Monday, March 19, 2007

Thinking a bit more about self-disclosure

This is kind of a follow-up to my note on the article about self-disclosure online. I wanted to think about some of the student suggestions related to Facebook mentioned in the article.

First, the students suggested that teachers should display professionalism in Facebook. I think one has to strike a combination between professional and what I will label as being seen as a normal person. Any school teacher may have a tale or two of encountering kids at the grocery store amazed that the teacher actually shops too. For some reason, some students think teachers are kept locked up in the school after hours. I am sure there are one or two people out there who think something similar about librarians. I have striven to make my FB profile into a blend of professional with a bit playful, or at least, add a bit of good humor to it. While I mostly use the notes feature as a supplement to my resource blog, I have filled out the profile with information about TV shows I like, movies and so on. However, I still strive to keep it professional. So, as I tell my students when I advertise the site, "sorry, but you won't see any pictures of a drunken librarian on my profile." It gets a smile out of them.

Next, they mention the appropriateness of the content. For instance, they suggest not putting anything about politics. On the Facebook, that is pretty easy for me, as I usually tend to leave politics out. I consider politics one of those things not discussed in polite company. It is not that I lack political ideas or opinions; it is just I don't believe in inflicting them on others, and I don't want others inflicting them on me. The fact that a lot of political discussion, if one can call it that, seems so incendiary, simply turns me off, so I would rather avoid it. In the cases I get an urge to express that, I let the unruly cousin do it. That's the easy part. On the other hand, since I import my posts from the resource blog over to the FB notes, and I choose links to items from various sources, I wonder at times if some choices may be interpreted one way or another. For instance, if I see a study from a particular think tank that seems relevant to some students' work, I may link to it, write a short note about it, and let them find it. Think tanks are known to usually have a political agenda, so I try to go around the spectrum as I can. I don't do it systematically, i.e. "I picked a conservative resource, so the next one has to be liberal or libertarian or (insert affiliation here)." But I do try to give more than one side when I can. Maybe I do it because I try to model what I was taught when I was learning about research: that one should look at various points of view, that one should raise questions, and do so in an informed way. Anyways, it's what I try to do.

As for being cautious on what people put on my wall, I have not had any wall writings yet. But on my blogs, like this one, I have comments. Usually, as long as something is not spam, offensive (as in deliberately rude), flaming, or hateful, I usually leave comments. I have never felt the need to moderate, and I hope I don't have to anytime soon. I suppose it is a risk, but one has to take risks in learning.

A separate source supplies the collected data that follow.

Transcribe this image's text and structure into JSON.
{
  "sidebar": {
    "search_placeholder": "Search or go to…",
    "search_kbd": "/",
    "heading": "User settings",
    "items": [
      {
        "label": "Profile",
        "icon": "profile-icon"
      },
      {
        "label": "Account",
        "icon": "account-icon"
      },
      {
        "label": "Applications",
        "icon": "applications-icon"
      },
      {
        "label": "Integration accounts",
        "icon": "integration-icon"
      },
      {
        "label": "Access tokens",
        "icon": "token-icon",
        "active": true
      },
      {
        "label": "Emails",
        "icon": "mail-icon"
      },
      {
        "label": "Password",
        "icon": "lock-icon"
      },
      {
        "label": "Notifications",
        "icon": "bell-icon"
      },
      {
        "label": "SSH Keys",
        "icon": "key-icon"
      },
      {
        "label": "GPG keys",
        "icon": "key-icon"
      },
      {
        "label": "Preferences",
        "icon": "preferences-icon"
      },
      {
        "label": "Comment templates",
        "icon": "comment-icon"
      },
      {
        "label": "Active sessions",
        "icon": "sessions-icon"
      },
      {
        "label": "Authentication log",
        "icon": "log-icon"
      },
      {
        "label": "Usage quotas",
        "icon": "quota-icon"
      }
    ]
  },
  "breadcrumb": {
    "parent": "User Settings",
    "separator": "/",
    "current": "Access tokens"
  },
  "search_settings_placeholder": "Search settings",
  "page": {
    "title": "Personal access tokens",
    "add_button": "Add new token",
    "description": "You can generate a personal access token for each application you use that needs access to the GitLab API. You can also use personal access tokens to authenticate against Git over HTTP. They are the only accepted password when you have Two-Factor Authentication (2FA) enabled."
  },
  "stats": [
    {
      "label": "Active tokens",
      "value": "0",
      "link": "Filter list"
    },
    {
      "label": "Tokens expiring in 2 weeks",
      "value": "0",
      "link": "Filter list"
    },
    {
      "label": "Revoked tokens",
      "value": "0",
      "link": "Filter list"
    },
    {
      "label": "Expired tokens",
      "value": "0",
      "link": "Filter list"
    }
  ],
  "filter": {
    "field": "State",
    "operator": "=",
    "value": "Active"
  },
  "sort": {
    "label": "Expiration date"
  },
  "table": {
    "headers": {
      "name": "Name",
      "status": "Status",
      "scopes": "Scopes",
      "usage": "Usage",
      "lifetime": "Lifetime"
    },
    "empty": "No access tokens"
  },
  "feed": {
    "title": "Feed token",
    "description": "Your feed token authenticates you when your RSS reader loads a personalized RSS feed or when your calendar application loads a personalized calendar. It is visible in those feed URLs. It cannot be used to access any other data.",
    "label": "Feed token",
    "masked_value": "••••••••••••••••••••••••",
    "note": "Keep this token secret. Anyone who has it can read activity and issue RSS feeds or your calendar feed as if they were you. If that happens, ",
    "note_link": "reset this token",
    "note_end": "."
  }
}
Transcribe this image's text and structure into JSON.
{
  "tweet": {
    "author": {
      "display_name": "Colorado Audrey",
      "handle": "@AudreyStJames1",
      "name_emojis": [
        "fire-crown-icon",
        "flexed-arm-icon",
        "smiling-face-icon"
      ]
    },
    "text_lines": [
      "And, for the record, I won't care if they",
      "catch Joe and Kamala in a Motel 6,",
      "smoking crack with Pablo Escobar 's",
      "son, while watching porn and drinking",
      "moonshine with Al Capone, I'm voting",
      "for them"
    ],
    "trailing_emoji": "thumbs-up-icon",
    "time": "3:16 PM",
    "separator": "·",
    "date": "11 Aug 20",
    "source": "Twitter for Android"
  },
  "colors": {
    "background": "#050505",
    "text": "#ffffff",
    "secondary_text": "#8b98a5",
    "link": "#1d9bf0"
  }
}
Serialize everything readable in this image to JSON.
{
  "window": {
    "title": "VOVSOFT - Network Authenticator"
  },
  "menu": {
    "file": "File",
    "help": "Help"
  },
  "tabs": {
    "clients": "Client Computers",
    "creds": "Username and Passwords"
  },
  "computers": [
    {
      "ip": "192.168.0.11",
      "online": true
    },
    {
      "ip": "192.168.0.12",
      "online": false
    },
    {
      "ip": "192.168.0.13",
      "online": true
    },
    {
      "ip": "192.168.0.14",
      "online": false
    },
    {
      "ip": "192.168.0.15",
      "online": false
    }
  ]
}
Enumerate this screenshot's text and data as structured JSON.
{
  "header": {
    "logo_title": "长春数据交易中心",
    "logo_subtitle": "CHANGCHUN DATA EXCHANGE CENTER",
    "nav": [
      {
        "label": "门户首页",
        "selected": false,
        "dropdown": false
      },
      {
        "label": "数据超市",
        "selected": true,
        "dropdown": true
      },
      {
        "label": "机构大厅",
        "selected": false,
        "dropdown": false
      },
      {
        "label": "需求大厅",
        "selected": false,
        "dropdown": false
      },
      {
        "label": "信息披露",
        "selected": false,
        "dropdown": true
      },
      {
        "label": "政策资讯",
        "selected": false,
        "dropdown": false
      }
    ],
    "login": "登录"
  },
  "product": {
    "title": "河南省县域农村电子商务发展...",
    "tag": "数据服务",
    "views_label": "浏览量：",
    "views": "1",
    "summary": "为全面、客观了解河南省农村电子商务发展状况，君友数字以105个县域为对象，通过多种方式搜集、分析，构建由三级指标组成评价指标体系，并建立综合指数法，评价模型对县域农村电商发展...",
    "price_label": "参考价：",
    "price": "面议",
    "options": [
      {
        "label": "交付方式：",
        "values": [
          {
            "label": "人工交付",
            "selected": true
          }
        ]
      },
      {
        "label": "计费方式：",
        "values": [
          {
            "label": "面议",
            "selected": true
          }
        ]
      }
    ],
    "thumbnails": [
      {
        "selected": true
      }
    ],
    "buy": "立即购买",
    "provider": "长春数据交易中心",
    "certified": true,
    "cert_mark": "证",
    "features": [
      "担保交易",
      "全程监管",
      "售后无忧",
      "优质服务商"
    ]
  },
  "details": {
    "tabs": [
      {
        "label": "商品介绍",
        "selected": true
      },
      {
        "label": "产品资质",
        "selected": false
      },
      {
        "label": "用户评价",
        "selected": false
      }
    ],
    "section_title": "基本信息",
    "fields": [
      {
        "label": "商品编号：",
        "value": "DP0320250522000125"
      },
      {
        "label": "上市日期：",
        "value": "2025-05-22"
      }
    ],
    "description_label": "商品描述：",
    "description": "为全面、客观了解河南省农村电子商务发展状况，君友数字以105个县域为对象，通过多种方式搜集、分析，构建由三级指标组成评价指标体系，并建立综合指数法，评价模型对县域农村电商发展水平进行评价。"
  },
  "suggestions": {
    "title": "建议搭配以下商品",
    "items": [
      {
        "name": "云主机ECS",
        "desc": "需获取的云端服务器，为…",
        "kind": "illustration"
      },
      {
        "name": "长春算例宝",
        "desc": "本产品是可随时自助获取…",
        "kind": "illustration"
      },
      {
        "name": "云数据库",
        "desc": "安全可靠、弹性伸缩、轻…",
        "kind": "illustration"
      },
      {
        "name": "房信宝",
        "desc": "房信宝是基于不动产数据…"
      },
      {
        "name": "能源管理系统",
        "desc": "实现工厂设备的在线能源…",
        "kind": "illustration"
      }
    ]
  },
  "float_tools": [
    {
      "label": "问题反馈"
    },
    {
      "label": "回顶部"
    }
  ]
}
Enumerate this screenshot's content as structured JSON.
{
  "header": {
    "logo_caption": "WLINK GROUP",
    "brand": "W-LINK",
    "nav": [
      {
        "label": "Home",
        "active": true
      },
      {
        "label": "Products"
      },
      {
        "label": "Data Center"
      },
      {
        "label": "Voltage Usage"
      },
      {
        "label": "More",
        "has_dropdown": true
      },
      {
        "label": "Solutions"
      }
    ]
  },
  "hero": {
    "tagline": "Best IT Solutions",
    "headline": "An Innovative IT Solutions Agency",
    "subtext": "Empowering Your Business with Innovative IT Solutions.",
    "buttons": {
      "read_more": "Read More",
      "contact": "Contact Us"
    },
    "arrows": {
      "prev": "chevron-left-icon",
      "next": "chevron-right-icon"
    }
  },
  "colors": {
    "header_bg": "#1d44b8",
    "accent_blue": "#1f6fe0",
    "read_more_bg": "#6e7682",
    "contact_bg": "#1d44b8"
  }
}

On the students showing concern about what a teacher may see on their profile. Here is my philosophy, pure and simple. I am not actively looking for student profiles. If a student does an add request, I would take a look to see who is adding, but otherwise, what someone has on their profile, it's their affair. I am in no position to grade anyone, and if I were, using it to spy would not be fair. What happens out of the classroom is exactly that. If I find something nice or interesting in a profile, I may leave a comment, but otherwise, I just pass on through. I guess what I am saying is that I am pretty easy going.

On other thoughts, I have seen some literature on self-disclosure for teachers and perceptions of teachers by students. But I am wondering how much of this has been done, or considered, for academic librarians. I get the impression there is quite a bit on public librarians and MySpace, but for academic librarians, not as much. Given that academic librarians come in different stripes (tenure/professional, teaching for-credit courses/BI instruction, etc.), it may be interesting to look at some ways in which academic librarians put themselves online for students. Brian Matthews, the Ubiquitous Librarian, has been exploring some of this, but there are many more academic librarians out there in various settings. I am just curious.

An update note: Some items which may be of interest and help me towards an answer, from the "Five Weeks to a Social Library Program: Week 4 Highlights," as provided by Meredith Farkas. I was interested on Jahn's note about MySpace boundaries. The Five Weeks course page can be found here. I have been meaning to look over the materials, but this semester has just been packed with work for me. Oh well, we'll get to it eventually.

1 comment:

The ZenFo Pro said... is a bit interesting. I know, at least from my blog/offline experiences, I've observed several things. First, undergraduates seem a) to think librarians don't have outside lives - nor should we, b) to not grasp the concept that while they may be using a library facility for 1-96 hours a week, librarians actually get paid to be there and help, or c) disconnected from anything beyond task-oriented behavior. I just right it off as part of the shine rubbing off the Millenials Rising hype.